Friday 24 July 2015

Risky decisions

Another couple of all day workshops this week. The  Executive team (me and the 3 Assistant Directors) took ourselves off to do some work on a couple of important topics. First was Risk. managing risk is extremely important to us - deciding which risks we're prepared to take, which we need to mitigate, and which we can ignore. We need to keep and maintain a risk register, and have risk management plans in place. We've already done a lot of work in the department on this, but this was a chance for us to look at it in some detail. To get a fell for the type and range of risks we need to manage, we each came up with as many different risks as we could think of, using post it notes (of course). The we tried to group them into categories. Won't go into all the details, but the range of risks was very interesting - 'technical"risks were just one category out of about 13 including reputational, political, staffing, regulatory and supplier risks. We also mapped them onto a heat map - plotting impact against probability. Like this, which given the lack of things in the top right implied we were either complacent, or had our calibration wrong.
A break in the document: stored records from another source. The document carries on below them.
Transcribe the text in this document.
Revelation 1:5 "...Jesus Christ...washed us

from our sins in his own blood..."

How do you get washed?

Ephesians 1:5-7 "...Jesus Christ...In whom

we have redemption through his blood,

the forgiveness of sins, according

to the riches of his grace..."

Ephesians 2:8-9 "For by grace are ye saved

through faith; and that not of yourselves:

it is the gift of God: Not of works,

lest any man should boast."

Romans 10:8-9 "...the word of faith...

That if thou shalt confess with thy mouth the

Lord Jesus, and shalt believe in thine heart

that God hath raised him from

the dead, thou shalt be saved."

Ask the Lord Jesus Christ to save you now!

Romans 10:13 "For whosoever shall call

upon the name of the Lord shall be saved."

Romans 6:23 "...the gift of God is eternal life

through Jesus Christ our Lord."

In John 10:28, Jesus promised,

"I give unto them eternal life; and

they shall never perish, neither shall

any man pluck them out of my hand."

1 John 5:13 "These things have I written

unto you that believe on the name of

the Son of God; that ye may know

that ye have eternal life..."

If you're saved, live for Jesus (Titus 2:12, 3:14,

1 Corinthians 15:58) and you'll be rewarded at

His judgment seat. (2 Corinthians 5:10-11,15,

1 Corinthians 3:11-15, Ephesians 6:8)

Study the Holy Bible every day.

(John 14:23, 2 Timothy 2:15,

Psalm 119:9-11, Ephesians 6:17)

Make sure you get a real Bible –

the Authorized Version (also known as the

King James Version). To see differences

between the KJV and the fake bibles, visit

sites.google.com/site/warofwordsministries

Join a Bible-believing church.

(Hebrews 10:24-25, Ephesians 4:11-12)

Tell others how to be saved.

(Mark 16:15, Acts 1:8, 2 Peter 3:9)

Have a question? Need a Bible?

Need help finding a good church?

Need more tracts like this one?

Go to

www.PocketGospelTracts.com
All fairly standard stuff in risk management terms, but we then used this to start to write a risk strategy, and identify risk management plans.

We spent the second day looking at our decision making process - what sort of decisions we take, where are they taken (and more importantly, where should they be taken), and how we can make the whole thing more transparent. Adopted a similar process and had a brainstorm of the types of decision we take - everything from where to go for the Christmas party to deciding our strategic priorities :-)  Used this to categorise them, look at where they are and should be taken, and began to draw up a decision matrix.

More on both of the above later as we develop the ideas and share them with the department.




1 comment:

Unknown said...

Worth noting that project risks should align with strategic risks. We need to know what your appetite for risk is!